ECLI:NL:CRVB:2006:AV3036
Centrale Raad van Beroep
- Hoger beroep
- M.A. Hoogeveen
- H. Bolt
- J. Riphagen
- Rechtspraak.nl
Terugvordering onverschuldigd betaalde WW-uitkering en renteschade
In deze zaak gaat het om een hoger beroep van appellant tegen een uitspraak van de rechtbank ’s-Gravenhage, waarin de Raad van bestuur van het Uitvoeringsinstituut werknemersverzekeringen (gedaagde) betrokken is. Appellant had aanvankelijk een WW-uitkering toegekend gekregen per 1 september 2003, maar gedaagde stelde dat deze toekenning per abuis had plaatsgevonden. Bij besluit van 24 december 2003 werd appellant geïnformeerd dat hij geen recht had op uitkering per 1 september 2003, maar pas per 3 november 2003. Gedaagde vorderde vervolgens een bedrag van € 4.133,70 terug, dat als onverschuldigd betaald werd beschouwd. Appellant ging in bezwaar tegen deze besluiten, maar zijn bezwaren werden ongegrond verklaard.

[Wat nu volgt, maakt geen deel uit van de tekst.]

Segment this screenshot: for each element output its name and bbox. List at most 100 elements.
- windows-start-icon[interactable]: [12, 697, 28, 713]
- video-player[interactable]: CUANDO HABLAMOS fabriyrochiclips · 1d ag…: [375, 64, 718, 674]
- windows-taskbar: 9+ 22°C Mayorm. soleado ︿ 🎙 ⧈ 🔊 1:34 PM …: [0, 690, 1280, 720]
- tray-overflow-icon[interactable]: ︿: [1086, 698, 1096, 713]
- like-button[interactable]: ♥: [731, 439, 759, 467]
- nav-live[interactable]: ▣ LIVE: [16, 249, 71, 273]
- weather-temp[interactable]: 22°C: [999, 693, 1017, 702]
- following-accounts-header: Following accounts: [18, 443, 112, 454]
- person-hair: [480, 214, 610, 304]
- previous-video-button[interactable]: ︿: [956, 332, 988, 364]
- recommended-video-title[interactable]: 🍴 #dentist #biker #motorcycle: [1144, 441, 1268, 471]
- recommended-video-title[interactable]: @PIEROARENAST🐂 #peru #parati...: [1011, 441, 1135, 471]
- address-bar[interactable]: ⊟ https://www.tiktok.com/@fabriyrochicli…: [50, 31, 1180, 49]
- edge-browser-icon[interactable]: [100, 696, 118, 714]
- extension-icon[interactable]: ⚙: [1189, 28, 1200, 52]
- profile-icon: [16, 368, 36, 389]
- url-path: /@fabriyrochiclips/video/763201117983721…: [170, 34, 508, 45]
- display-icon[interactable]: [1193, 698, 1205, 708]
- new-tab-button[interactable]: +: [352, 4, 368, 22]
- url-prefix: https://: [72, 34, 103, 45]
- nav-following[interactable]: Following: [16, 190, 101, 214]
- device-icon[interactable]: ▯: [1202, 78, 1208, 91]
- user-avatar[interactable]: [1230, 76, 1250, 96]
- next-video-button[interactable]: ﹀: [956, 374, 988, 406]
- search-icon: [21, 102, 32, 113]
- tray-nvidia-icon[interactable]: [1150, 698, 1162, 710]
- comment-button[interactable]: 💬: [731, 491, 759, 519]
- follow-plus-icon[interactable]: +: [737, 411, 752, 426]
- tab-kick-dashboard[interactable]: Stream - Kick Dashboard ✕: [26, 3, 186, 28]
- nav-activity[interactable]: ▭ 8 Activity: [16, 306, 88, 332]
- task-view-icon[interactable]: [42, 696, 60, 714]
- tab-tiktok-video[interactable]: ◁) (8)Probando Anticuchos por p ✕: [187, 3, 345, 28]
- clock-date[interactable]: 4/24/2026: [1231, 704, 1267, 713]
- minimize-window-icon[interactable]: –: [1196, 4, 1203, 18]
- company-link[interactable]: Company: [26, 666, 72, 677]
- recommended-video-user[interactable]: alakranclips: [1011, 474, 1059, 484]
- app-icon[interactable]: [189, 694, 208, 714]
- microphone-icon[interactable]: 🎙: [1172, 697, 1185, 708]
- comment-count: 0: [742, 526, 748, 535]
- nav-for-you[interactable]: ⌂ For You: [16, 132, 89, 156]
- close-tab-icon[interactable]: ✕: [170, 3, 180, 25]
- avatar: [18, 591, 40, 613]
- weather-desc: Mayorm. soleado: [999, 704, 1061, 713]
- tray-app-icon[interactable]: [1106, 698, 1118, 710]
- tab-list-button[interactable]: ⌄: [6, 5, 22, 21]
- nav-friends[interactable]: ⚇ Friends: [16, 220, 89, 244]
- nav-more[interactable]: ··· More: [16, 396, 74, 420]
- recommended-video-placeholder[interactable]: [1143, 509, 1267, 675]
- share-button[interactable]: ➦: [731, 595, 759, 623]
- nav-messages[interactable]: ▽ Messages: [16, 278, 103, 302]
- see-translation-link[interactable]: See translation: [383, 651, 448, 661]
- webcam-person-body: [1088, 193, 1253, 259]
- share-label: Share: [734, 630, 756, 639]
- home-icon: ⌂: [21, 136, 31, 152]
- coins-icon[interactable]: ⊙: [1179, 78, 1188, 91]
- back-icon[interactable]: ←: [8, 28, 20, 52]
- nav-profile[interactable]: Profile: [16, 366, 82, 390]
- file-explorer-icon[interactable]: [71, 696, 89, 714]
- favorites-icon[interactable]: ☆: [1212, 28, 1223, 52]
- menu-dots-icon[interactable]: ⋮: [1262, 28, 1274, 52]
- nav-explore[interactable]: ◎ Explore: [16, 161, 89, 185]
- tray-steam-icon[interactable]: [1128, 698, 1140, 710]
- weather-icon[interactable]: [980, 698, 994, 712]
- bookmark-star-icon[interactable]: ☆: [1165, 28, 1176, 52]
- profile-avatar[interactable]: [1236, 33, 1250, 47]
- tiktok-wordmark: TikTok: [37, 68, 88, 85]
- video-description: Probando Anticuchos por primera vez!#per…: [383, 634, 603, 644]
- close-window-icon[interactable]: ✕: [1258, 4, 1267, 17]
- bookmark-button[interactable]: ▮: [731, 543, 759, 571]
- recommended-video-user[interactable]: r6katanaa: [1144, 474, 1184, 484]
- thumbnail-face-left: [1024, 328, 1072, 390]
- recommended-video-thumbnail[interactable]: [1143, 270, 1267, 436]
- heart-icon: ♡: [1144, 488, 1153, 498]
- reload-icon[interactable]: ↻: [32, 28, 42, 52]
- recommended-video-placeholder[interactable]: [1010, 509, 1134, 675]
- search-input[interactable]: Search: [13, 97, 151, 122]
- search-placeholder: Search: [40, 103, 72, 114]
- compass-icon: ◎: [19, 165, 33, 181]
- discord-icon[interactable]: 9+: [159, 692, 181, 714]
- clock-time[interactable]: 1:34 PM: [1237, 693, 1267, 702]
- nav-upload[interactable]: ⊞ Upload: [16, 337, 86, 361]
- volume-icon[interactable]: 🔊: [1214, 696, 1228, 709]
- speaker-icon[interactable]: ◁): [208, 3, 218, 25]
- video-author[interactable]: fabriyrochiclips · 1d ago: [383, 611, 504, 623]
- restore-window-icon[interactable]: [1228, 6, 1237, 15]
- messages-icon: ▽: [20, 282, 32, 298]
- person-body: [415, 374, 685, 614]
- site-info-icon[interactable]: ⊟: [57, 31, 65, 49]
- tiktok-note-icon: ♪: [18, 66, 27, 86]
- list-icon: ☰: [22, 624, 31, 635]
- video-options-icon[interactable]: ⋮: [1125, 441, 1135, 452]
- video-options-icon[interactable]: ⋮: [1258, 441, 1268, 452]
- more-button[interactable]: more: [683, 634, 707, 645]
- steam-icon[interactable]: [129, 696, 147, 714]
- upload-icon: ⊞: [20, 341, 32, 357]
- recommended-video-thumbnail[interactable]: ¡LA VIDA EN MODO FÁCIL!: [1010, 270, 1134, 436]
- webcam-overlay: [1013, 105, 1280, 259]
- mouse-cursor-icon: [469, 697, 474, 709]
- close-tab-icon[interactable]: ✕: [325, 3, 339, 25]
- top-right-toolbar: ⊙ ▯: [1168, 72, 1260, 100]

Tijdens de zitting op 11 januari 2006 was appellant niet aanwezig, maar gedaagde werd vertegenwoordigd door mr. R.A. Sowka. De Raad oordeelde dat gedaagde, in het licht van eerdere uitspraken, het standpunt met betrekking tot de kosten van outplacement niet langer kon handhaven. Dit leidde tot de conclusie dat zowel het bestreden besluit 1 als het bestreden besluit 2 voor vernietiging in aanmerking kwamen. De Raad oordeelde verder dat appellant recht had op een WW-uitkering ingaande 1 september 2003, en dat gedaagde wettelijke rente verschuldigd was over de aan appellant toekomende uitkering.
De Raad besloot gedaagde te veroordelen in de proceskosten van appellant, die op € 966,-- werden begroot, en het Uitvoeringsinstituut werknemersverzekeringen werd verplicht het betaalde griffierecht aan appellant te vergoeden. De uitspraak werd gedaan door de Centrale Raad van Beroep op 22 februari 2006, met M.A. Hoogeveen als voorzitter en H. Bolt en J. Riphagen als leden.